This weekend Taryn and Jonathan and I traveled to Batticaloa, a town on the East Coast of Sri Lanka, almost directly on the opposite side of the country. Though it is less than 200 miles away as the crow flies, it is a journey of 10 hours by train, and when you step off dusty and sweat stained, you are in another world. In Batticaloa there is a different language, Tamil, and different faiths - Hinduism and Islam dominate here.There is little in Batti to attract the casual tourist, but we went to visit friends who have lived there as part of their research. Seeing the East through their eyes, mediated by their connections and observations, we saw into a part of Sri Lanka that is hidden from the cluttered streets and shining buildings of Colombo.
After seeing a Tamil action movie with our friends Kim and Sam, and several of Kim's friends.
Colombo is a place of new chances, a place where the enthusiastic proclamations from politicians carry weight, where optimism cautiously circulates around the tongues of an English speaking elite, who watch eagerly for reform, and the flood of Western dollars this will bring. In the East, difficulty crashes back around you – the reality that even when rhetoric changes, this country has lived 12 years under routine torture, kleptocracy, disappearances in the night, bombings. In this world life hovers hesitant, the boundaries between life and death are thin, easy to fall from one side to another by some twist of chance, the whim of some soldier. Even when inflammatory rhetoric cools, the bureaucrats, the police, the soldiers, the monsters these angry words created, still inhabit their positions of power. They will not change overnight at the visit of a United National Commissioner for Human Rights. For Easterners, change is not miraculous with the switch of a president. They see their land, their culture, their language still chipped away at by powerful people imported from the West. Kim tells us how the local Buddhist temple is almost always empty, but for Buddhist holidays buses of Sinhalese from the West are shipped in to worship there, while the Hindu temple next door blasts music in not exactly silent protest. Sam tells us about the bad old days when his Tamil friend's house was firebombed by a 'patriot', and white vans circled the town catching young men and boys, who never reappeared. New buildings are built, new stories are told, but these memories simmer under the surface of the town. The war lingers far closer than in Colombo.
Damage from the 2004 Tsunami
In Colombo, Taryn and I often talk about how we sometimes feel we are not in Sri Lanka. My life is nestled in the crux of globalized anonymity of Sri Lanka – I live in the wealthiest area of Colombo, next to several embassies. You can go your whole day without hearing a word of Sinhala or Tamil: even in grocery stores people speak English to one another. Our own limited language skills mean we can't make very meaningful relationships outside the English speaking elite, with whom we converse about American politics and TV shows. When I first arrived in Sri Lanka I was primed for intense poverty by my recent experiences in Cambodia and Rwanda, and it took me several weeks to recognize that the facelessly globalized places around Colombo, the business hotels, restaurants serving imitation European food, and Starbucks clone cafes, are primarily inhabited and own by Sri Lankans. They are a part of Sri Lanka too. It might be satisfying to a Westerner to go abroad and find something different and exotic, but who am I to admonish Sri Lankans for not being Sri Lankan enough, to be disappointed in their love of McDonald’s and Pizza hut? This, too, is Sri Lanka.
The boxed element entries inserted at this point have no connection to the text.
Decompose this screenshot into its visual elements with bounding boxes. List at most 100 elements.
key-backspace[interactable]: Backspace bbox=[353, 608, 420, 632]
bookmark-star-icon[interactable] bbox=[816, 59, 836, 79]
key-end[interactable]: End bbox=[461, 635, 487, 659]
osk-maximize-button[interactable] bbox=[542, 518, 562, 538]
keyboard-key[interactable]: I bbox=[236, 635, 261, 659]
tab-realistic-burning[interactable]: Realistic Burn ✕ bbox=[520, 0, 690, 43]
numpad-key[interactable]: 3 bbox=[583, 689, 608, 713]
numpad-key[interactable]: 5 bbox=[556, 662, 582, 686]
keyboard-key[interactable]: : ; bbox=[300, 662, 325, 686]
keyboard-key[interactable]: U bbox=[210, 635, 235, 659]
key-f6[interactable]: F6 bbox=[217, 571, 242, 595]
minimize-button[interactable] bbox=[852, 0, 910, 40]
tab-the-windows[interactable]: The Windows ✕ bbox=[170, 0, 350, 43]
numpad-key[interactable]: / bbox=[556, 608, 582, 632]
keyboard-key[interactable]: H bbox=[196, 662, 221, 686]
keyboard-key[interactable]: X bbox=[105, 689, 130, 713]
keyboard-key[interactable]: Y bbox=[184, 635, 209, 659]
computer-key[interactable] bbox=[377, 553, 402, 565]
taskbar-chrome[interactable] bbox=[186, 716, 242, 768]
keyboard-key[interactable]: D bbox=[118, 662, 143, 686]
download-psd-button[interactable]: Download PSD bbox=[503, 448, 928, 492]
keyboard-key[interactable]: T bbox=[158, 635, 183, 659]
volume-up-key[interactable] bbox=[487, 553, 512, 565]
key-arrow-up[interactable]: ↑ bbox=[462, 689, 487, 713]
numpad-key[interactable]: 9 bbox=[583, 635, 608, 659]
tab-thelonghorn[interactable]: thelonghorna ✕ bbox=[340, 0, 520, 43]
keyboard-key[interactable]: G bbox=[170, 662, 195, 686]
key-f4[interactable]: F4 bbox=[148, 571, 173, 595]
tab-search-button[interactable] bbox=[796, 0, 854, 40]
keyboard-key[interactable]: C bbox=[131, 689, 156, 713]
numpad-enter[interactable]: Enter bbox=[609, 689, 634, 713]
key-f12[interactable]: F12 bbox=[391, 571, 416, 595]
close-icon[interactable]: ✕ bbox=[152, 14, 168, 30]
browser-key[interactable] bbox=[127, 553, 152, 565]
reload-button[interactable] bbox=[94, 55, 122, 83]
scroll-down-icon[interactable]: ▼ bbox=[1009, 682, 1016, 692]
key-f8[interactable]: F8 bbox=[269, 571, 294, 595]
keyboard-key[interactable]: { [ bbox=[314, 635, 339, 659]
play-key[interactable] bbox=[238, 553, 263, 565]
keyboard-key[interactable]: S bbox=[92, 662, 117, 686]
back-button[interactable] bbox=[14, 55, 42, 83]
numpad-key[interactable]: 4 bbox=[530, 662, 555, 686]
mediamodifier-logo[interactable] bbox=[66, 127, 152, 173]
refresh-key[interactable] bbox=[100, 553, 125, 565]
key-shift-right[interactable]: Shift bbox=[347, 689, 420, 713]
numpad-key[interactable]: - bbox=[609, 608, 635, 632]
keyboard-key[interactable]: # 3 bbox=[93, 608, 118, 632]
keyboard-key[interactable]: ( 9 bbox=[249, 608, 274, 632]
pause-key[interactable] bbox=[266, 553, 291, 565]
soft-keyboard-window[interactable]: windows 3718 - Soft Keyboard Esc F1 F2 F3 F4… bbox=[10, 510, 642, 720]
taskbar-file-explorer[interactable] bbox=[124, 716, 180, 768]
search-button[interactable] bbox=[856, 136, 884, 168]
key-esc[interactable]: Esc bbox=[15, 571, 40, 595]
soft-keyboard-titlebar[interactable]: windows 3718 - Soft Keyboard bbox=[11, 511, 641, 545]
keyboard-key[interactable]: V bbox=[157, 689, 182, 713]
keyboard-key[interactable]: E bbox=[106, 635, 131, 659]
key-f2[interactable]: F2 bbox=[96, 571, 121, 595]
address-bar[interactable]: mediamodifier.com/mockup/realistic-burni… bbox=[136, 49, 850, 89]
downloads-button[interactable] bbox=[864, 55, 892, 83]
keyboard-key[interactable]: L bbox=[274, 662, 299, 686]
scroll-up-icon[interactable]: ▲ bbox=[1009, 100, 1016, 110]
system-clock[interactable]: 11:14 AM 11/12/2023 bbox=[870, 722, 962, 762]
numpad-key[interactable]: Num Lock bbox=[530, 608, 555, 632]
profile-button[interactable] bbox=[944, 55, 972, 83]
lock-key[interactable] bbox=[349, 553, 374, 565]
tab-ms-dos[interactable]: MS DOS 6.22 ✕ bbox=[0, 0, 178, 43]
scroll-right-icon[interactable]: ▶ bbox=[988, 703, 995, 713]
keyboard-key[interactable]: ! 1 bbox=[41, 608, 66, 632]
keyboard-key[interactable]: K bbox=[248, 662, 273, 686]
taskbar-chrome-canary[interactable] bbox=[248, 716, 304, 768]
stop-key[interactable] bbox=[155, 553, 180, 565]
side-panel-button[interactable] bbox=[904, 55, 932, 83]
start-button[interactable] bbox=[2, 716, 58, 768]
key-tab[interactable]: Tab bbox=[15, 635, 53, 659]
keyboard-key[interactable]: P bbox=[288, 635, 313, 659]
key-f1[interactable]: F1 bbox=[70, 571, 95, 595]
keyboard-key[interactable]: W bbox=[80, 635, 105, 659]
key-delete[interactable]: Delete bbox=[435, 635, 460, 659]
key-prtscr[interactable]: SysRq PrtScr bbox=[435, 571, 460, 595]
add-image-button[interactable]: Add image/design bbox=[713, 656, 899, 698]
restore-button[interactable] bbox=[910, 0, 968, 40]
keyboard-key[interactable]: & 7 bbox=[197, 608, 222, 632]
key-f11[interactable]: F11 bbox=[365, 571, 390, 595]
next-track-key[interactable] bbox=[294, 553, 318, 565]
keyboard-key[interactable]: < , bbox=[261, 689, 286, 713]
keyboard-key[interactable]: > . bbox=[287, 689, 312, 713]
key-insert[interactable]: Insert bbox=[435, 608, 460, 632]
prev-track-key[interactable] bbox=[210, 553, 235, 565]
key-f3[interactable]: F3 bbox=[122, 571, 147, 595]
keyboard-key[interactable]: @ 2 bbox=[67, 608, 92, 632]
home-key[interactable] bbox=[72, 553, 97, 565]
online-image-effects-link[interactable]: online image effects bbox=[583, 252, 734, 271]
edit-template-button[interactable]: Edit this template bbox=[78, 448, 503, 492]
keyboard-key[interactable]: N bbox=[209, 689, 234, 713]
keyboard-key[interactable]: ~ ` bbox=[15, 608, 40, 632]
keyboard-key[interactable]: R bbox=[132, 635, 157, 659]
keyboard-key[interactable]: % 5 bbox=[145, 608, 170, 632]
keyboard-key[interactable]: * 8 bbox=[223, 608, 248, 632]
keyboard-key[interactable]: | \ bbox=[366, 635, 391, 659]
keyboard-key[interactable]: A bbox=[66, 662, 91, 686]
So I learn to recognize the many worlds contained in this small island, none more 'legitimate' than any other. Is Shakespeare in the Park in Colombo any less 'Sri Lankan' than helping Kim's host sister cook Dhal? Is the hope in Colombo any more 'real' than the fear and resentment in the East? I have to say no, but the danger comes in believing Sri Lanka is limited to one sphere or another. Dangerous to forget that the experience I have had, while it may be a Sri Lankan one, is limited to a tiny minority of the Sri Lankan population. One of the great challenges Sri Lanka faces is the reconciliation of these worlds. And what deserves more priority: the hope for a new future or the need to recognize a horrific past? How can memory be honored without dredging up old fears and hatred? How can you move forward without erasure?
No easy solutions to these questions – they have circled through my mind without settling since leaving the East . One method of reconciling these worlds is addressing the economic disparities between the Western Province and... well, anywhere else in Sri Lanka. It is letting people return to the lands and lives they inhabited before the war. It is improving and investing in rural schools. It is judicious development based on maximizing impact for the people, not the poorly placed and badly designed ego projects of the previous regime. I see these changes moving slowly forward, but I am stumped by the question of memory. How do you memorialize without triumphalism or sensationalizing? I have traveled in the wake of genocide enough to know that the traditional approach – gather bones and stack them high, might impress some NGOs into shelling out some dollars, but the unceremonious and anonymous display of the bits of their loved ones is only hurtful to the survivors. How can you honor the dead and respect the living?